Kolejne, wychodzące na jaw fakty, pozostawiają coraz mniej wątpliwości co do tego, do czego potrzebna była Antoniemu Macierewiczowi i PiS podkomisja smoleńska.

„Prokuratura przekazała podkomisji Macierewicza 23 elementy Tupolewa, który rozbił się pod Smoleńskiem. Dowody przyjęto bez żadnego protokołu oraz sprawozdania. Te części zostały zdeponowane w podkomisji. Pięć z tych elementów wysłano do badań. Wiecie, co się stało? Te części zostały zniszczone” – takie wręcz szokujące informacje przekazał w Sejmie wiceminister obrony Cezary Tomczyk, który nadzoruje audyt prowadzony w podkomisji smoleńskiej kierowanej w ostatnich latach przez Antoniego Macierewicza.

Do zniszczenia części samolotu doszło podczas badań w Wojskowej Akademii Technicznej. Ale na tym nie koniec, bo jak się okazuje, pozostałe 18 dowodów zginęło. Macierewicz miał zaś o wszystkim wiedzieć, co zresztą samo szybko potwierdził.

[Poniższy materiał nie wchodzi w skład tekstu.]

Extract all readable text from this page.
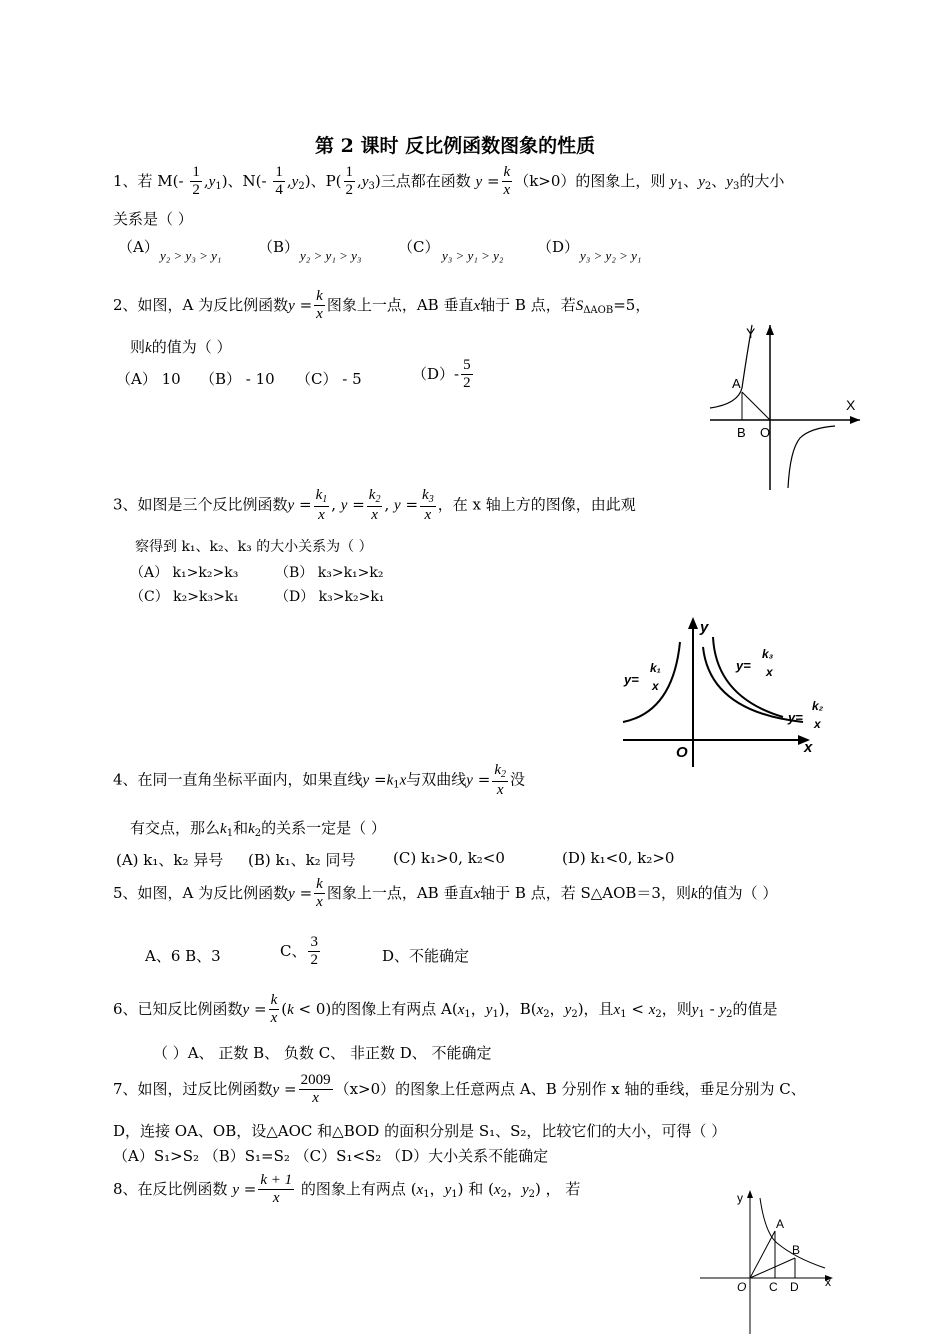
第 2 课时 反比例函数图象的性质
1、若 $M(- \frac{1}{2} ,y_1)$、$N(- \frac{1}{4} ,y_2)$、$P( \frac{1}{2} ,y_3)$三点都在函数 $y = \frac{k}{x} (k>0)$的图象上，则 $y_1$、$y_2$、$y_3$的大小
关系是（ ）
（A） y₂ > y₃ > y₁ （B） y₂ > y₁ > y₃ （C） y₃ > y₁ > y₂ （D） y₃ > y₂ > y₁
2、如图，A 为反比例函数$y = \frac{k}{x}$ 图象上一点，AB 垂直x轴于 B 点，若$S_{\Delta AOB}=5$，
则k的值为（ ）
（A） 10 （B） - 10 （C） - 5	$(D)- \frac{5}{2}$
Y
X
A
B O
3、如图是三个反比例函数$y = \frac{k_1}{x}$ , $y = \frac{k_2}{x}$ , $y = \frac{k_3}{x}$ ，在 x 轴上方的图像，由此观
察得到 k₁、k₂、k₃ 的大小关系为（ ）
（A） k₁>k₂>k₃	（B） k₃>k₁>k₂
（C） k₂>k₃>k₁	（D） k₃>k₂>k₁
y
x
O
y=
k₁
x
y=
k₃
x
y=
k₂
x
4、在同一直角坐标平面内，如果直线$y =k_1x$与双曲线$y = \frac{k_2}{x}$ 没
有交点，那么$k_1$和$k_2$的关系一定是（ ）
(A) k₁、k₂ 异号 (B) k₁、k₂ 同号	(C) k₁>0, k₂<0	(D) k₁<0, k₂>0
5、如图，A 为反比例函数$y = \frac{k}{x}$ 图象上一点，AB 垂直x轴于 B 点，若 S△AOB＝3，则k的值为（ ）
A、6 B、3	C、 $\frac{3}{2}$	D、不能确定
6、已知反比例函数$y = \frac{k}{x} (k < 0)$的图像上有两点 $A(x_1$，$y_1$)，$B(x_2$，$y_2$)，且$x_1 < x_2$，则$y_1 - y_2$的值是
（ ）A、 正数 B、 负数 C、 非正数 D、 不能确定
7、如图，过反比例函数$y = \frac{2009}{x} (x>0)$的图象上任意两点 A、B 分别作 x 轴的垂线，垂足分别为 C、
D，连接 OA、OB，设△AOC 和△BOD 的面积分别是 S₁、S₂，比较它们的大小，可得（ ）
（A）S₁>S₂ （B）S₁=S₂ （C）S₁<S₂ （D）大小关系不能确定
8、在反比例函数 $y = \frac{k + 1}{x}$ 的图象上有两点 ($x_1$，$y_1$) 和 ($x_2$，$y_2$) ， 若
y
x
O
A
B
C D
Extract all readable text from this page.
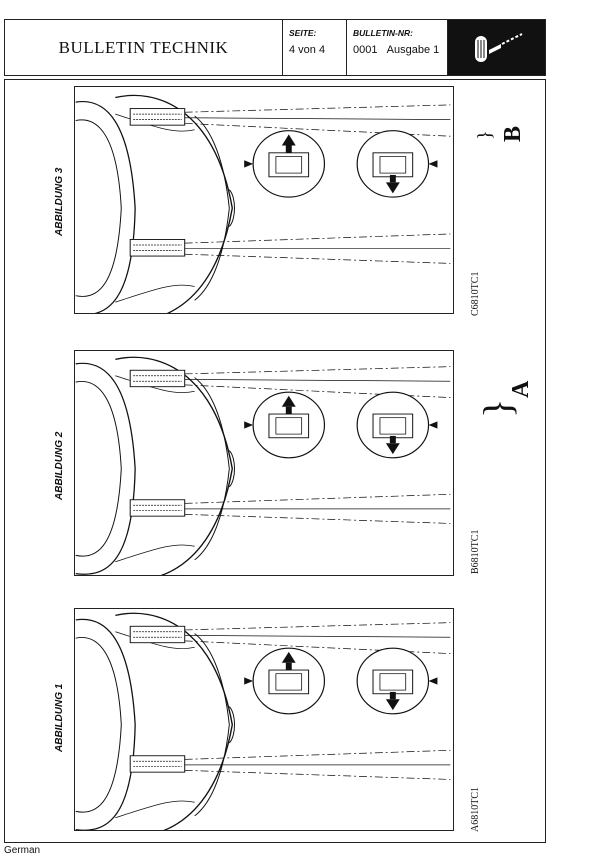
BULLETIN TECHNIK
SEITE:
4 von 4
BULLETIN-NR:
0001 Ausgabe 1
ABBILDUNG 1
A6810TC1
ABBILDUNG 2
B6810TC1
}
A
ABBILDUNG 3
C6810TC1
} B
German
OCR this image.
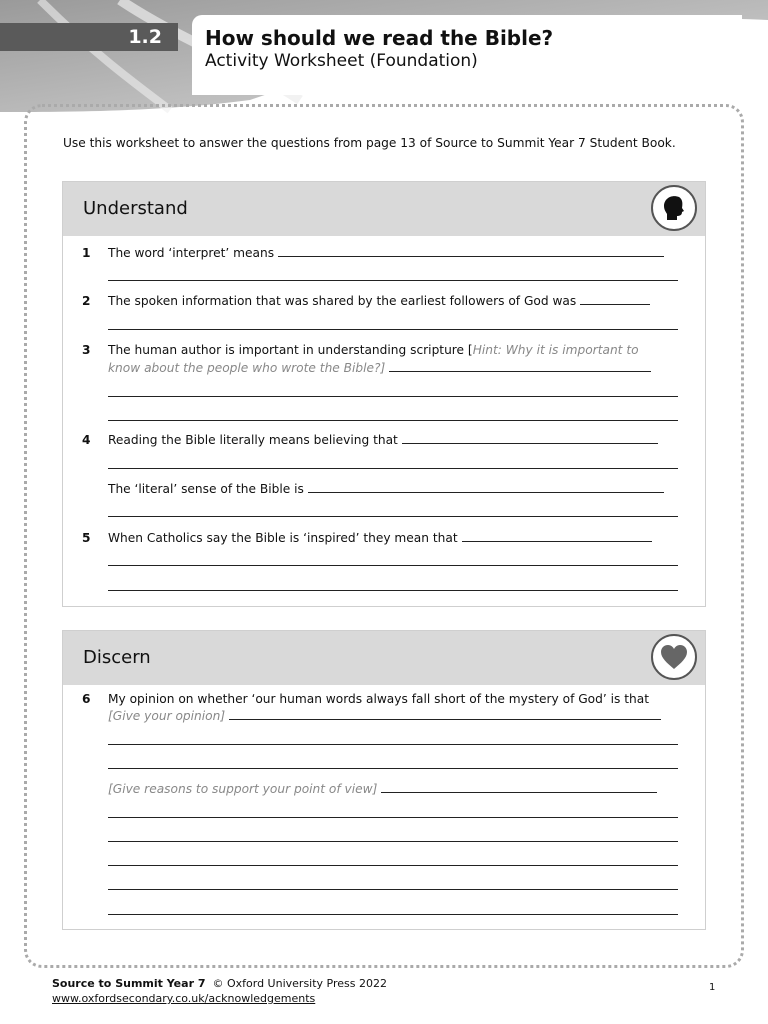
1.2 How should we read the Bible?
Activity Worksheet (Foundation)
Use this worksheet to answer the questions from page 13 of Source to Summit Year 7 Student Book.
Understand
1	The word ‘interpret’ means
2	The spoken information that was shared by the earliest followers of God was
3	The human author is important in understanding scripture [Hint: Why it is important to
know about the people who wrote the Bible?]
4	Reading the Bible literally means believing that
The ‘literal’ sense of the Bible is
5	When Catholics say the Bible is ‘inspired’ they mean that
Discern
6	My opinion on whether ‘our human words always fall short of the mystery of God’ is that
[Give your opinion]
[Give reasons to support your point of view]
Source to Summit Year 7 © Oxford University Press 2022
www.oxfordsecondary.co.uk/acknowledgements
1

„Gdy dowiedziałem się o tej sprawie, podjąłem działania mające wyjaśnić, co się stało z tymi materiałami” – zapewniał, przy czym nie czuł się odpowiedzialny tym, co się stało. „To zdarzyło się wtedy, kiedy byłem szefem MON i nie byłem członkiem podkomisji” – powiedział, zarzekając się, że do zniszczenia dowodów wcale nie doszło. Tyle że – jak z kolei ujawnił wiceminister Tomczyk – prokuratura kilkukrotnie domagała się zwrotu dowodów i to w czasie, gdy Macierewicz przejął kierownictwo podkomisji. Ten jednak nie odpowiadał.

Tomczyk ujawnił kolejne zdumiewające fakty z tym związane. Okazuje się, że prokuratura rozważała nawet dokonanie przeszukania pomieszczeń podkomisji z pomocą Żandarmerii Wojskowej. Ostatecznie do tego nie doszło. Nie wiadomo dlaczego, ale nietrudno się domyślić. Takie działanie musiałoby nie tylko wywołać ostrą reakcję Macierewicza, wiceprezesa PiS, który teoriami smoleńskimi karmił się latami, ale też podkopałoby wizerunek partii w oczach wyborców. Po raz kolejny wyszło więc na jaw, że interes „sekty smoleńskiej” zwyciężył nad interesem państwa. Pytanie, czy i tym razem winni nie poniosą odpowiedzialności tak, jak było to w 2013 r., gdy prokuratura umorzyła śledztwo w sprawie nadużyć przy przygotowywaniu przez tego samego Antoniego Macierewicza raportu z weryfikacji WSI.

Ale nie tylko on powinien ponieść konsekwencje. Do tej listy trzeba dopisać prokuratorów, którzy zgodzili się na bezprawne, jak się wydaje, przekazanie szczątków Tupolewa oraz innych członków podkomisji, którzy za nie odpowiadali. Cezary Tomczyk już na szczęście zapowiedział, że skandal – nie wahajmy się użyć tego słowa – będzie przedmiotem śledztwa.

Pora najwyższa, bo nie jest to pierwszy skandal z udziałem Macierewicza i jego podkomisji. Mają oni na koncie przecież zniszczenie wartego kilkadziesiąt milionów złotych drugiego tupolewa, który z powodu „eksperymentów” ludzi Macierewicza stracił jakąkolwiek wartość jako statek powietrzny, stając się co najwyżej eksponatem muzealnym. Obciążają ich również manipulacje raportem przygotowanym przez amerykańskich ekspertów, który potwierdzał, że bezpośrednią przyczyną katastrofy mogło być zderzenie z brzozą i utrata części skrzydła. Ponieważ dla Macierewicza było to nie do przyjęcia, potraktował raport wybiórczo, by wyszło co innego.

Coraz wyraźniej więc widać, że podkomisja nie miała czegokolwiek wyjaśnić, ale raczej zaciemnić, namieszać ludziom w głowach, skłócić ich ze sobą i zbudować mit, który wyniósł do władzy Prawo i Sprawiedliwość. Mit, którego jednym z fundamentów była narracja o wielkim kłamstwie, zawierającym rzekome ukrywanie dowodów zamachu, czy wręcz niszczenie dowodów m.in. przez cięcie wraku.

I ostatnia rzecz – koszt siedmiu lat „prac” podkomisji, która nigdy nie przygotowała raportu końcowego to 33 mln zł.